As others have suggested, you keep your eyes outside and follow directions carefully. I have always done this with multiple people in the airplane, all of us watching for other traffic.

It is a blast though!

David
 
If everyone had mode s transponders or better it would be possible because they support selective interrogation, meaning that the radar can interrogate just your airplane and if a transponder isn't the intended recipient it ignores the request. This enables radar to work in incredibly congested airspace and is one of the big reasons that many nations have mandated mode s.
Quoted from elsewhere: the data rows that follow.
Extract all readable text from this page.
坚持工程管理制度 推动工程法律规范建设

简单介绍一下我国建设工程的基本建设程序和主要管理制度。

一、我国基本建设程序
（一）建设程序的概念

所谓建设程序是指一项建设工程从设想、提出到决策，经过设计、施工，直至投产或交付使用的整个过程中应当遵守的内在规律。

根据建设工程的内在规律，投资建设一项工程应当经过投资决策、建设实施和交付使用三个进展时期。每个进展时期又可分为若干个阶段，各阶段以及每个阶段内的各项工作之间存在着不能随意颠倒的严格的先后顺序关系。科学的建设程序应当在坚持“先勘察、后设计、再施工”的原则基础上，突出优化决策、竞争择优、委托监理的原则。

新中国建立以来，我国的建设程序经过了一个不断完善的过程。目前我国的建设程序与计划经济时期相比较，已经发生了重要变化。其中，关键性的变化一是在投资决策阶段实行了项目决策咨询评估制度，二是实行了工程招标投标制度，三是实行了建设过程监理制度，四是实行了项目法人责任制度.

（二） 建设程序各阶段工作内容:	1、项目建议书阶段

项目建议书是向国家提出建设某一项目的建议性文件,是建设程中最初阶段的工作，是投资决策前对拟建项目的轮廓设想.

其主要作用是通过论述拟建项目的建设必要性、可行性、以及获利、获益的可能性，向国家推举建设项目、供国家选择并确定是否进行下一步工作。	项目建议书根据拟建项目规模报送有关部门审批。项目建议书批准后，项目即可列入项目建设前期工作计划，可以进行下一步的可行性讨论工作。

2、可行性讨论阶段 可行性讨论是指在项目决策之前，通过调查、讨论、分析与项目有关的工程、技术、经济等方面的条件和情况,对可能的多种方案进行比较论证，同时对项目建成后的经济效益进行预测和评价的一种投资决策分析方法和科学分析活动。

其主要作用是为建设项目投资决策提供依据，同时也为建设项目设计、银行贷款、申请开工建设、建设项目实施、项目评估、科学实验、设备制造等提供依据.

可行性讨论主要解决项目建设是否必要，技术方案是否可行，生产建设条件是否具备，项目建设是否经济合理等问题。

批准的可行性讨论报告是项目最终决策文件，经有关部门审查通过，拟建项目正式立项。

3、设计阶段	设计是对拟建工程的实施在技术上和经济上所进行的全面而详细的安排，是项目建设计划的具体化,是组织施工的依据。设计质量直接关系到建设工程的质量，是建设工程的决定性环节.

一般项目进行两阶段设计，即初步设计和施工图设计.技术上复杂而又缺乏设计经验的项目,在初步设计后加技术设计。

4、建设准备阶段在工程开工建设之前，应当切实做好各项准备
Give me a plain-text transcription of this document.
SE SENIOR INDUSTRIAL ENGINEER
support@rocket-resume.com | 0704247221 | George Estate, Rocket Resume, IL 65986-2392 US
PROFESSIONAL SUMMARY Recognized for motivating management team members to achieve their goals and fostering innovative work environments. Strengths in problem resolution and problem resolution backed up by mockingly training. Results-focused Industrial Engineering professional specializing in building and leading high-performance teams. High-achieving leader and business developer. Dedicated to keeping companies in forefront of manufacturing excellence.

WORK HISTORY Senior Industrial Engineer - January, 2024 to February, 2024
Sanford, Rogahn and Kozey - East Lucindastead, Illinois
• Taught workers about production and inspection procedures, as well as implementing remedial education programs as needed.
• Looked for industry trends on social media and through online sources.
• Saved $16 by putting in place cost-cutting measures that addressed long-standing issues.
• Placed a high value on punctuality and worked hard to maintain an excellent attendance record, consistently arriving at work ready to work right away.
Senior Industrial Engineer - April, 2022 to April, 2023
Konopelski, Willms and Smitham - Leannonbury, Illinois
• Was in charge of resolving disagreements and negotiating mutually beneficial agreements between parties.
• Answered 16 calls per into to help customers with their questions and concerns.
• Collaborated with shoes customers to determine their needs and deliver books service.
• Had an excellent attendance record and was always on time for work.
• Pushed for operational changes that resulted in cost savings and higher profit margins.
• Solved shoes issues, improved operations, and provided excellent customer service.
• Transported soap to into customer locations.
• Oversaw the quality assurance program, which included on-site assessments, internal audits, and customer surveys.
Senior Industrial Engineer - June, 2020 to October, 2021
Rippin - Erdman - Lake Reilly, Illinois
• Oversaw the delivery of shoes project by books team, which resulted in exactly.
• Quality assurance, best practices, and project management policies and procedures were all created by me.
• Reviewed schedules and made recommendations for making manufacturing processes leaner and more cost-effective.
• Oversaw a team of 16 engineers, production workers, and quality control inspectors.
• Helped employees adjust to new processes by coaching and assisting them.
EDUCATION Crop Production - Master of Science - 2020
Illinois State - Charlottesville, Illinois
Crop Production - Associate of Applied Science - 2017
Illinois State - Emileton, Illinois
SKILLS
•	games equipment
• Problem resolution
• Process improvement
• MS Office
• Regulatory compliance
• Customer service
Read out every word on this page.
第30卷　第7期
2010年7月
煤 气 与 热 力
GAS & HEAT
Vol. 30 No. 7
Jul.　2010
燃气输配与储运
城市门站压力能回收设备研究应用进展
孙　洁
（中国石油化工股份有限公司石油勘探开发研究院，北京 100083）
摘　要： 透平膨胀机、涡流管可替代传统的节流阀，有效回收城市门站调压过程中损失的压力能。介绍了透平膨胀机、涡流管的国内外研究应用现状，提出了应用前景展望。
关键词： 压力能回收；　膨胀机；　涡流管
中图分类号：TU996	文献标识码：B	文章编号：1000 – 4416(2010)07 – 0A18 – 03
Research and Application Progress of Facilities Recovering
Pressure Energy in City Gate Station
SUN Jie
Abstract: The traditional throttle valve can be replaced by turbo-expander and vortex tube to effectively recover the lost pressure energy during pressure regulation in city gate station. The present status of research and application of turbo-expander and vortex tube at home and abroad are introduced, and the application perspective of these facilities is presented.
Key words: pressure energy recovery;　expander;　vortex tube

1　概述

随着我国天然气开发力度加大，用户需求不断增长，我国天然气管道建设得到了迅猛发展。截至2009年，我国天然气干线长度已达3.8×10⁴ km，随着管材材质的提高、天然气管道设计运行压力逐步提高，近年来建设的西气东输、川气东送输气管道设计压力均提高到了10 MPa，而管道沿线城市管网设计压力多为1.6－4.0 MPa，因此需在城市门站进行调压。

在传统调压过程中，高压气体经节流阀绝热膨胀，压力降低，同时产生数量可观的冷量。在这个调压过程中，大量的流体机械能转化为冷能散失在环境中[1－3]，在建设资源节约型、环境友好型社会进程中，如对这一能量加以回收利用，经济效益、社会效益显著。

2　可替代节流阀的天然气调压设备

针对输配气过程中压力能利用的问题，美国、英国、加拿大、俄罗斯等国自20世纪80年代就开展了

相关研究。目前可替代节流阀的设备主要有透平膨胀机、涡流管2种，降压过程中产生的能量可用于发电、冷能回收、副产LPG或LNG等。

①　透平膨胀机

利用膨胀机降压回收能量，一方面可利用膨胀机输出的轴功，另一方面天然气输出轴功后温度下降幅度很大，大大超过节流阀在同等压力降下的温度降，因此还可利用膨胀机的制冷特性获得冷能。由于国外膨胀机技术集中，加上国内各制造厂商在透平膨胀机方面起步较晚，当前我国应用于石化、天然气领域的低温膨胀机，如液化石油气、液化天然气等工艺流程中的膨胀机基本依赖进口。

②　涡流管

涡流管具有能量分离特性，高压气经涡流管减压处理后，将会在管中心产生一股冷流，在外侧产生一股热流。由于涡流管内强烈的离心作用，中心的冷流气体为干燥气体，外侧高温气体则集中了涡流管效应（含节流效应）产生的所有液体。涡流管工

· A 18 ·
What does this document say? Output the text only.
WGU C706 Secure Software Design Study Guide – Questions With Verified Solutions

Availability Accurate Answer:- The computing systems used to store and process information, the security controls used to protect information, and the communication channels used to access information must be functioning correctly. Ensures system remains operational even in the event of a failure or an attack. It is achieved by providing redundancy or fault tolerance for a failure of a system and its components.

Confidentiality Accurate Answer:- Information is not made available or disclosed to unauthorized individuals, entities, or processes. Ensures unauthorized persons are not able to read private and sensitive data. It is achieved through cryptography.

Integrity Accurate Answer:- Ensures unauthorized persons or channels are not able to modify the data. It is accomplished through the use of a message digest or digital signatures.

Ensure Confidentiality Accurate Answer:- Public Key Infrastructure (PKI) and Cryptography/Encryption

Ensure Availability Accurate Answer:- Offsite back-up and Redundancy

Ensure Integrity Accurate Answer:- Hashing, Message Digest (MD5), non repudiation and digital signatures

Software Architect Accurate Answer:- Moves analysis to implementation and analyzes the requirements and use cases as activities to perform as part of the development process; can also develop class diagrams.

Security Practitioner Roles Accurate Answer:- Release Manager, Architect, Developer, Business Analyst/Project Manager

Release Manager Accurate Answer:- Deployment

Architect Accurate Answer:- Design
I'll ditto what everyone else said - just keep your eyes outside, head on a swivel and the railroad tracks between your legs.
 
Trig Transponder

I purchased a trig transponder last year and I love it. I was able to put the electricaly noisy unite under the seat and run the antenna out the bottom with a very short coax. It also has the altitude read out on the screen so you can double check the unite or altimeter by just turning the altimeter to 29.92. It has worked flawless for me but when I checked it out with the tower they wanted me to change to a different squak and I forgot how to change the numbers so it took me a minute or so of fiddling around to get it tuned in. The tower requested my altitude and it check out with what I was showing on my steam gauges and Trig, cool. I'm happy with my purchase.:)
 
your eyeballs

I've flown into Oshkosh enough times to understand the need for good see and avoid techniques, but this doesn't mean I stop scanning my instruments. I also realize that not everyone has a transponder and TIS-B is not 100% reliable. I'm pointing out that this government mandated tool (in currently mode-c areas) would be another trick in the bag to augment pilot awareness when flying in to Oshkosh, yet we are effectively banned from using it.

Don
 
Turn it off. I am a retired center controller, and granted, we do have filters for "VFR Targets", that can only be selected for high altitude sectors. The other thing is that if you are squawking a code you come up as a slash (about a 1/4") vs a "primary only target" (no transponder) which is a dot. There are a lot of planes crunched into one small area, so between all of the target overlap, tracks swapping around with other aircraft close by, etc, it all becomes useless to us and actually takes away from our primary goal... separation.

Hope that helps.
 
Follow the Notam

I fly in the Phoenix area and have traffic (TIS) in my 7. It can be very distracting to continually hear, "traffic, traffic." Your eyes should be out.

Even if you kept it on and everyone else is in Standby, I don't think you are going to get traffic. Also, not even sure Wittman is TIS enabled.

Simply follow the Notam to the letter. Study it, know it, follow it. Practice your slow flight at 90 kts and holding altitude. Do it until you can do it!!! Everyone arriving is expecting every pilot to be in the right place at the proper speed and altitude.